Articles & Speeches

Наши добровольцы — не только верующие люди. Наша задача не в том, чтобы понять, верующий перед нами человек или нет, а в том, чтобы понять — добрый это человек или нет, ответственный или нет. И главное, с чем он идет в больницу: чтобы подставить свое плечо или с тем, чтобы предлагать свои нелепые способы чудодейственного исцеления? Огромные силы уходят на то, чтобы не пустить в больницу разного рода сумасшедших, которые появляются то с гербалайфом, то с какими‑то своими изобретениями. Они говорят, что мы обязательно должны внедрять их препараты, и иногда приходится"летать"по коридору, их отлавливая. Что может сказать православная община докторам, детям и их родителям? Надо сказать, что если человек вырос в условиях несвободы, ему свойственно перекладывать свою личную ответственность на кого‑либо другого — на общество, закон, начальство, главного врача или на Бога. Отсюда в нашей стране есть тенденция переложить ответственность на Бога — за принятие или не принятие каких‑либо решений.

Христианство — это тайна моего сердца, это наша личная, живая вера. Евангелие — это не манифест и обращено оно не к миру, а к каждому из нас, в очень личном плане. Библия — это не географическая карта, а атлас автомобильных дорог. Библия — это личностная система взглядов. Христианство должно привнести в нашу холодную жизнь атмосферу любви.

Что касается этого извечного вопроса"За что?", то, конечно, его задают и родители и дети."За что я умираю?","За что умирает мой сын или дочь?"В Евангелие есть ответ на этот вопрос, но почему‑то многие связывают болезнь и смерть с грехом. Это не так. Иисуса спросили про слепорожденного:"Кто согрешил: он или родители его?"И Иисус ответил:"Ни он, ни его родители". Мы не знаем, от чего кто болен и почему мы умираем. Болезни, с которыми лежат дети в нашей больнице, столь страшны и столь ужасны, что мне не хочется верить, что это"Бог наказал". Бывает, что дети праведников умирают от тяжелейших болезней, а дети грешников прекрасно живут. Только наши личные отношения с Богом позволяют нам остановиться перед этой тайной.

Не бывает христианской медицины. Есть медицина честная и нечестная. А что касается вопроса, есть ли у христиан какой‑то ответ на вызов беды, то ответ здесь может быть только один:"быть рядом". Разделить с людьми, которые страдают, их трудности и проблемы.
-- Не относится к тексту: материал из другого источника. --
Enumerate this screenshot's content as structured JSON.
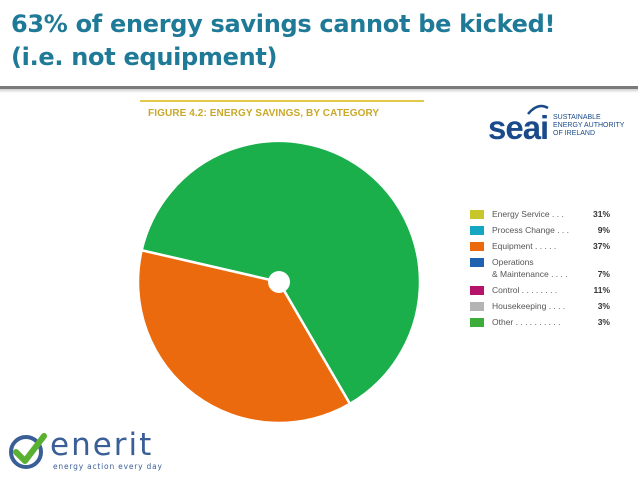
{
  "slide": {
    "title_line1": "63% of energy savings cannot be kicked!",
    "title_line2": "(i.e. not equipment)"
  },
  "figure_title": "FIGURE 4.2: ENERGY SAVINGS, BY CATEGORY",
  "seai_logo": {
    "word": "seai",
    "line1": "SUSTAINABLE",
    "line2": "ENERGY AUTHORITY",
    "line3": "OF IRELAND"
  },
  "enerit_logo": {
    "word": "enerit",
    "tagline": "energy action every day",
    "icon": "checkmark-circle-icon"
  },
  "chart_data": {
    "type": "pie",
    "title": "FIGURE 4.2: ENERGY SAVINGS, BY CATEGORY",
    "legend_position": "right",
    "slices_drawn": [
      {
        "name": "Other",
        "value": 63,
        "color": "#1aaf4b"
      },
      {
        "name": "Equipment",
        "value": 37,
        "color": "#eb6a0d"
      }
    ],
    "legend": [
      {
        "label": "Energy Service . . . ",
        "value": "31%",
        "color": "#c7c62a"
      },
      {
        "label": "Process Change . . . ",
        "value": "9%",
        "color": "#15a6c2"
      },
      {
        "label": "Equipment . . . . . ",
        "value": "37%",
        "color": "#eb6a0d"
      },
      {
        "label": "Operations",
        "label2": "& Maintenance . . . . ",
        "value": "7%",
        "color": "#1f62b0"
      },
      {
        "label": "Control . . . . . . . . ",
        "value": "11%",
        "color": "#b5126a"
      },
      {
        "label": "Housekeeping . . . . ",
        "value": "3%",
        "color": "#b4b4b4"
      },
      {
        "label": "Other . . . . . . . . . . ",
        "value": "3%",
        "color": "#3dac3a"
      }
    ]
  }
}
Заслуга христианина не в том, что он что‑то скажет умирающему человеку о жизни вечной, а в том, чтобы быть рядом. Бесполезны самые красивые проповеди, если я прочитаю ее и брошу умирающего человека дальше спокойно умирать. Время проповеди давно прошло. После проповеди Иисуса началось время свидетельств.

Среди"проклятых вопросов" - трансплантация. Вопрос морали в том, что человек, который ждет трансплантацию почки, ждет смерти другого человека, невольно ждет, чтобы кого‑то убили или задавили на автодороге. Здесь очень легко доказать, что трансплантация — это и христианский подвиг, и безбожное деяние. Я думаю, что это вопрос совести.

Второй вопрос: говорить ли больному о смертельном диагнозе? Елизавета Федоровна, великая княгиня, считала, что больному обязательно надо говорить о диагнозе. Но когда мы говорим больному или его родителям, что человек умирает, то мы тем самым берем на себя огромную ответственность. А всегда ли мы готовы подставить свое плечо? Или мы спокойно скажем о диагнозе и после этого тут же закончим рабочий день, сядем на автобус и уедем домой? Мы можем говорить о диагнозе, только если у нас есть на кого оставить больного, если мы можем находиться с ним 24 часа в сутки, если мы не отойдем от постели умирающего. В наших постсоветских условиях этот вопрос индивидуален: говоря о диагнозе, мы можем ввергнуть человека в состояние шока и спокойно его в этом шоке оставить в одиночестве.

Надо говорить правду, но с другой стороны нельзя лишать человека надежды. Наш советский человек такой, что когда он слышит что‑то неутешительное, он тут же оказывается в состоянии ступора. Он парализуется под взглядом беды.